El Verde y lo que podría ser… o no ser

Foto: Cuartoscuro

Signos

Claro que la perspectiva puede ser afectada por espejismos y facilismos interpretativos. De ahí el pospretérito. Pero es lo que parece que va pintando, y de lo que en el país, y en la entidad caribe sobre todo, habría que irse previniendo (vaya, en lo que se refiere al Verde y al Morena; en particular a los negocios del Niño Verde y de Marcelo Ebrard).

Porque si las cosas van por donde asoman, el Morena sería el partido que le limpie las botas que usa el Verde en el estercolero…, por lo pronto en los fangales quintanarroenses, donde mejor le sale el sol al dueño de ese partido; donde la tolerancia pública le ha pavimentado, desde hace décadas y diversos Gobiernos y procesos electorales locales y federales, el camino para traficar con la inmundicia de sus privilegios: con sus influyentismos y sometimientos del poder político, con las complicidades de la chusma de los grupos de poder en turno, con sus incontables y muy punibles excesos.

Porque es en el Caribe mexicano donde más y como a nadie alumbra el sol del éxito al Niño Verde; un éxito de dimensiones únicas y ya históricas, por cierto: consistente y continuado en el entorno de los negocios sucios que configuran la democracia mexicana, y que, debe reconocerse, no es capaz de conseguir cualquier mequetrefe o vividor profesional de la vida pública, sino uno que, pese a su vulgar catadura mercenaria, ha convertido la piltrafa de su partido ‘ecologista’ en un factor estratégico de interés de todo tipo de liderazgos y empresas electorales -llámense de izquierda, de centro o de derecha, y digan profesar cualquier inexistente credo ideológico-, desde los más insignificantes y provincianos hasta los más altos y republicanos; desde los más censurables y rapaces, hasta los que llegan al supremo poder del Estado abanderando el evangelio de la verdadera revolución moral de las instituciones y de la vida del país entero, y alcanzan una popularidad de idolatría como los más auténticos y legítimos de todos los tiempos.
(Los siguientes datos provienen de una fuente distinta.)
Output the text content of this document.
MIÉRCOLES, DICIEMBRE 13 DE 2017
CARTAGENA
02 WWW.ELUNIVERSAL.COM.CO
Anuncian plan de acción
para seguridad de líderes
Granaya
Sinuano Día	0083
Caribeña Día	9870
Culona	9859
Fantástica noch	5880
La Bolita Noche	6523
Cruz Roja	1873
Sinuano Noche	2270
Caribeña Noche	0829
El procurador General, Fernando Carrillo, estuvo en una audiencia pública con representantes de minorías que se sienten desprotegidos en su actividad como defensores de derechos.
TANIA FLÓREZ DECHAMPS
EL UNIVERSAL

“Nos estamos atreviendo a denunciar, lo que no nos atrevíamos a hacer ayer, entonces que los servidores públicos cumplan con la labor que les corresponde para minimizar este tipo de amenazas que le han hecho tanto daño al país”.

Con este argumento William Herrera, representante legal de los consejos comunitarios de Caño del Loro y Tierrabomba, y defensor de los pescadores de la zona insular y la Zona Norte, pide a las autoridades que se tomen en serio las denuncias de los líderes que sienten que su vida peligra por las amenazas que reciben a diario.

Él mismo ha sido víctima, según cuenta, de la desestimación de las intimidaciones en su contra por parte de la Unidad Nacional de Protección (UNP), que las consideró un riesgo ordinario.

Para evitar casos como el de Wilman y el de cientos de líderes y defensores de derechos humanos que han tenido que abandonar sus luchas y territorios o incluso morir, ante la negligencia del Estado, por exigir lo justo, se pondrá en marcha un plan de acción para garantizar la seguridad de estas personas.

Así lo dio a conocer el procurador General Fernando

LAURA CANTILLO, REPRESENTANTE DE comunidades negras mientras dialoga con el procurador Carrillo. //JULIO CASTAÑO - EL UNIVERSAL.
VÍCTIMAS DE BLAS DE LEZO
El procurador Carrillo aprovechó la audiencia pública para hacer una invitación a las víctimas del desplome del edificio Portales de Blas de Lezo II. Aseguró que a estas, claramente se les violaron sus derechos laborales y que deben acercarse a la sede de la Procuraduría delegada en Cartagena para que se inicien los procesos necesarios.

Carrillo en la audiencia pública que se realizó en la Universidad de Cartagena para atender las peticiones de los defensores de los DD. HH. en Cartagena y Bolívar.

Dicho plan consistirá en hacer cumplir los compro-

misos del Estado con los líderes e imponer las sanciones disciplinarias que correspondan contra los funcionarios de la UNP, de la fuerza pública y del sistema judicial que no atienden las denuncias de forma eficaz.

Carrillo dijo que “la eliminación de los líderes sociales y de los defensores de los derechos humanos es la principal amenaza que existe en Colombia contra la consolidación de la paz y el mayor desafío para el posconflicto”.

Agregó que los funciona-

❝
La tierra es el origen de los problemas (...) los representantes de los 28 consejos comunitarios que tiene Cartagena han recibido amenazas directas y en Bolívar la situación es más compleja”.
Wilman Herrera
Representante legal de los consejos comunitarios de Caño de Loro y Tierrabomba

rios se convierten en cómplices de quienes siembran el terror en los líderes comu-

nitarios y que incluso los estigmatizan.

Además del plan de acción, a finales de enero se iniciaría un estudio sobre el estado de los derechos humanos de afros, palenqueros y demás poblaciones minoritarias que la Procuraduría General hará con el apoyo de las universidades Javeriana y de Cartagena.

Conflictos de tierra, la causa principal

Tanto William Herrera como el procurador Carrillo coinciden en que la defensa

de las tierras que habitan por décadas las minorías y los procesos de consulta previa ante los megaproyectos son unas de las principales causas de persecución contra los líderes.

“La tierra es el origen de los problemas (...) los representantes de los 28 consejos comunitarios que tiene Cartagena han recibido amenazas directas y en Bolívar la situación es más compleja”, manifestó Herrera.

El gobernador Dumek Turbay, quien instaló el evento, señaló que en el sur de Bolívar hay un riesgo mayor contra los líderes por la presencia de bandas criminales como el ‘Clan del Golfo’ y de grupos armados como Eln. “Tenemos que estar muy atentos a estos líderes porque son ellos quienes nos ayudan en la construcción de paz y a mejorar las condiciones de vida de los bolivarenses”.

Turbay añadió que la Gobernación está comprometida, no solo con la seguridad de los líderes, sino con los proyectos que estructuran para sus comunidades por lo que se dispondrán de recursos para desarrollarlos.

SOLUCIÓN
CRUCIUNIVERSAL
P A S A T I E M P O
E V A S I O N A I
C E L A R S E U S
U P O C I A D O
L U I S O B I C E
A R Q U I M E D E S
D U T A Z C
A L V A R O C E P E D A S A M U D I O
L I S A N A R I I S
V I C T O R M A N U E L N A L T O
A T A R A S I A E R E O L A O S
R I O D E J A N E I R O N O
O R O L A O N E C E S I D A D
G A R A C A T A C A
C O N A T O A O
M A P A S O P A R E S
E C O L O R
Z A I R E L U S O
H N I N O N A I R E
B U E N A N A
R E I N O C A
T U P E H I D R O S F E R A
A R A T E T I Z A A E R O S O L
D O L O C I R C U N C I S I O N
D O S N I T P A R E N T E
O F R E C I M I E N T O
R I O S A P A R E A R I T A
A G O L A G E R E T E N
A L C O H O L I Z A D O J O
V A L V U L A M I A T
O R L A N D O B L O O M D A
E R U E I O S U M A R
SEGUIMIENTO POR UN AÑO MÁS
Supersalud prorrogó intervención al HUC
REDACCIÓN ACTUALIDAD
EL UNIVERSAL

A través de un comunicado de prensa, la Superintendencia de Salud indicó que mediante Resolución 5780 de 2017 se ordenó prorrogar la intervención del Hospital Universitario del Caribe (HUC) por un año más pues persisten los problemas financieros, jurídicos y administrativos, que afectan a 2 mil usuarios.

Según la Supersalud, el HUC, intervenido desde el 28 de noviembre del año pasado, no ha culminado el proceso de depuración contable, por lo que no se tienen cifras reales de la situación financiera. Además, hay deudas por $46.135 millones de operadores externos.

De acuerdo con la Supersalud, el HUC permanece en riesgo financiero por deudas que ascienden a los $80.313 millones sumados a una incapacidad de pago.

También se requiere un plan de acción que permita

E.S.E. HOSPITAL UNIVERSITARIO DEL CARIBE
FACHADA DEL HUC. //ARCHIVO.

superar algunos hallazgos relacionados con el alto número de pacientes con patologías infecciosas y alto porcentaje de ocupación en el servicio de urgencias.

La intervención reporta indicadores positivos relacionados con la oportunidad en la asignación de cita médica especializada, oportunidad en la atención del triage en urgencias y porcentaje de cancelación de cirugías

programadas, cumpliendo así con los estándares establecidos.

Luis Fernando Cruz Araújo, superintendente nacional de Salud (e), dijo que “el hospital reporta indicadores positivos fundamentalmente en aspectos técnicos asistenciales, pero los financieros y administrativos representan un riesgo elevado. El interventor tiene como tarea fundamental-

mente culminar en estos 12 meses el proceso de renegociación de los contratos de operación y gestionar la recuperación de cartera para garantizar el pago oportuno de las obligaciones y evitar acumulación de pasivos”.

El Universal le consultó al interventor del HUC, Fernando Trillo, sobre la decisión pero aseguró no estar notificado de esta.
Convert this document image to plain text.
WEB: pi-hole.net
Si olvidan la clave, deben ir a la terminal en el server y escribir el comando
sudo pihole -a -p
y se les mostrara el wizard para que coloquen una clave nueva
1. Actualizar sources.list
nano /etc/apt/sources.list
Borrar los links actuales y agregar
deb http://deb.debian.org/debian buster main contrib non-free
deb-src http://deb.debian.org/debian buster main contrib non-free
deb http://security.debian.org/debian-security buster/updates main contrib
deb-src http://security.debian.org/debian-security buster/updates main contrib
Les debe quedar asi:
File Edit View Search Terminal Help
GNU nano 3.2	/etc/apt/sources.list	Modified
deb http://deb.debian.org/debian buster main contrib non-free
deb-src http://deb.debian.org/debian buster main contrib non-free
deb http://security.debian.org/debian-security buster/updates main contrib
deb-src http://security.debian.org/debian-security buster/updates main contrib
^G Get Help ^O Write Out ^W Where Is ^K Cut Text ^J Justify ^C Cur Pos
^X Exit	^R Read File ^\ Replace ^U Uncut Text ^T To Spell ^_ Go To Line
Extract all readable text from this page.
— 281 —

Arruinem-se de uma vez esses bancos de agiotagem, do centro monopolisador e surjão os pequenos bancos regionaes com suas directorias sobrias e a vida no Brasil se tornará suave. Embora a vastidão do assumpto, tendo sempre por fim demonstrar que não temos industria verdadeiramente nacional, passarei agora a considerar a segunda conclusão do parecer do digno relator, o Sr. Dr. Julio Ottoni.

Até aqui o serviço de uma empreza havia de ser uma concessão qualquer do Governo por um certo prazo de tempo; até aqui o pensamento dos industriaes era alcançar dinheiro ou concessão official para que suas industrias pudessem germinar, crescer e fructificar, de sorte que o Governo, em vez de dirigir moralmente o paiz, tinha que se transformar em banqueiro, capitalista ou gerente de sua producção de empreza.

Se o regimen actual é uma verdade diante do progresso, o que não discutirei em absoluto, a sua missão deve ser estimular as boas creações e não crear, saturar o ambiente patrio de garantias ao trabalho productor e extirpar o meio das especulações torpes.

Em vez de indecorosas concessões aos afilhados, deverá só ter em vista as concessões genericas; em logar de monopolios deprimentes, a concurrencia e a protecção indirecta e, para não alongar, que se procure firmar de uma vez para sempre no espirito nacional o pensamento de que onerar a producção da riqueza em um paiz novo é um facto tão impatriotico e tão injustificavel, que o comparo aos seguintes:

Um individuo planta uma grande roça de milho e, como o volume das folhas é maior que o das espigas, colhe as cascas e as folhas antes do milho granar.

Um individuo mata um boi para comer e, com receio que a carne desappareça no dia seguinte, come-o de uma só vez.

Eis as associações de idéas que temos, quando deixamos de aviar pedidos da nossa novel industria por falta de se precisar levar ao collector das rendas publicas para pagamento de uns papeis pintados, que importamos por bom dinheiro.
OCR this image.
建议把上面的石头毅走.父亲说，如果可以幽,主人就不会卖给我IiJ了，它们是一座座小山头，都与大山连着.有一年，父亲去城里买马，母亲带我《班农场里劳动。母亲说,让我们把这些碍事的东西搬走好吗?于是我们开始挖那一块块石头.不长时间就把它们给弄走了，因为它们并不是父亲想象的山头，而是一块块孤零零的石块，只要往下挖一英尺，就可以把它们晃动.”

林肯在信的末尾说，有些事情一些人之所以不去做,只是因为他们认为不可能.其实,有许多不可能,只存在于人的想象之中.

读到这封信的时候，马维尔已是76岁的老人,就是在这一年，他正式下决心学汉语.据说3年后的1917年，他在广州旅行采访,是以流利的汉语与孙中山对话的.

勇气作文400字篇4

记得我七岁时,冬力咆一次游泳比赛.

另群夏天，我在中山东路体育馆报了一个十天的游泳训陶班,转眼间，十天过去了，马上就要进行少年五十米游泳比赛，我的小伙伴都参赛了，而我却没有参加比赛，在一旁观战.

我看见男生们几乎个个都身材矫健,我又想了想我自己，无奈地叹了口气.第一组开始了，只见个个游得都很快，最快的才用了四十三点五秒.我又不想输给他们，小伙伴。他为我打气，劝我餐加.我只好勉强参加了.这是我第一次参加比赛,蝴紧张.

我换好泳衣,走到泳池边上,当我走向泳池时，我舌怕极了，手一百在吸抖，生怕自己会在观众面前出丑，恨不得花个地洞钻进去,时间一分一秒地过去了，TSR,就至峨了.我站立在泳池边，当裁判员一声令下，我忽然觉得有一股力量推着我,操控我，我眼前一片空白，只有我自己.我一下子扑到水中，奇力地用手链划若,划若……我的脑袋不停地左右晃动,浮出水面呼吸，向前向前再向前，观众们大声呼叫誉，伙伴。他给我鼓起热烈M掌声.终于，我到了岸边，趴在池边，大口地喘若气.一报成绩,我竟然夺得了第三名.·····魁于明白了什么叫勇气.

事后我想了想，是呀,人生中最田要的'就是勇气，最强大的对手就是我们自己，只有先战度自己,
Porque el Niño Verde, de cuna salinista mecida por Ebrard, lo mismo ha sido aliado de los panistas más rancios, que amigo del expresidente Peña y su priismo vomitivo, que socio ahora mismo de los petistas de Fernández Noroña y Manuel Bartlett, y del morenismo instalado en Palacio Nacional.

El Verde, y lo que sobrara del Morena, harían la plataforma de la candidatura presidencial del ahora secretario de Exteriores, cuyo perfil salinista y seudoprogresista -o de fifí camuflado de chairo a fuerza bajo sus ropas de diseñador caro, tan costosas como las del poderoso empresario delincuente Alonso Ancira y huésped distinguido y de prolongada estancia, con familia completa y todo, en lujosos complejos hoteleros a la orilla del Río Sena- bien podría juntar, con los actuales militantes expriistas, expanistas y experredistas del Morena que se quedaran en el partido, a no pocos priistas, panistas y perredistas que también dejarían de serlo, inconformes con la alianza más recalcitrante del PAN, el PRI y el PRD que postularía al ahora humilde predicador itinerante del mejor futuro para México -y salvado de la cárcel por la cobardía de la pasada Presidencia peñista-, el panista Ricardo Anaya.

De modo que Ebrard sería el candidato presidencial del Verde y de los restos del Morena para el 2024. Y perdería estrepitosamente. La codicia del poder podría impulsarlo al precipicio electoral y político. Aunque, claro, el canciller está muy lejos de ser tonto. Es fino no sólo para el estilo y el modo de vivir de primer mundo, lo es de olfato y bastante diestro en el cálculo político, y esa condición inteligente bien podría desviarlo de la impertinencia emocional de postularse y apartarlo a tiempo de las tentaciones sucesorias, y llevarlo, mediante las disciplinadas capacidades de negociación de las que goza, a una nueva posición de altura, diplomática o representativa, y esperar mejores tiempos para contender por la jefatura nacional.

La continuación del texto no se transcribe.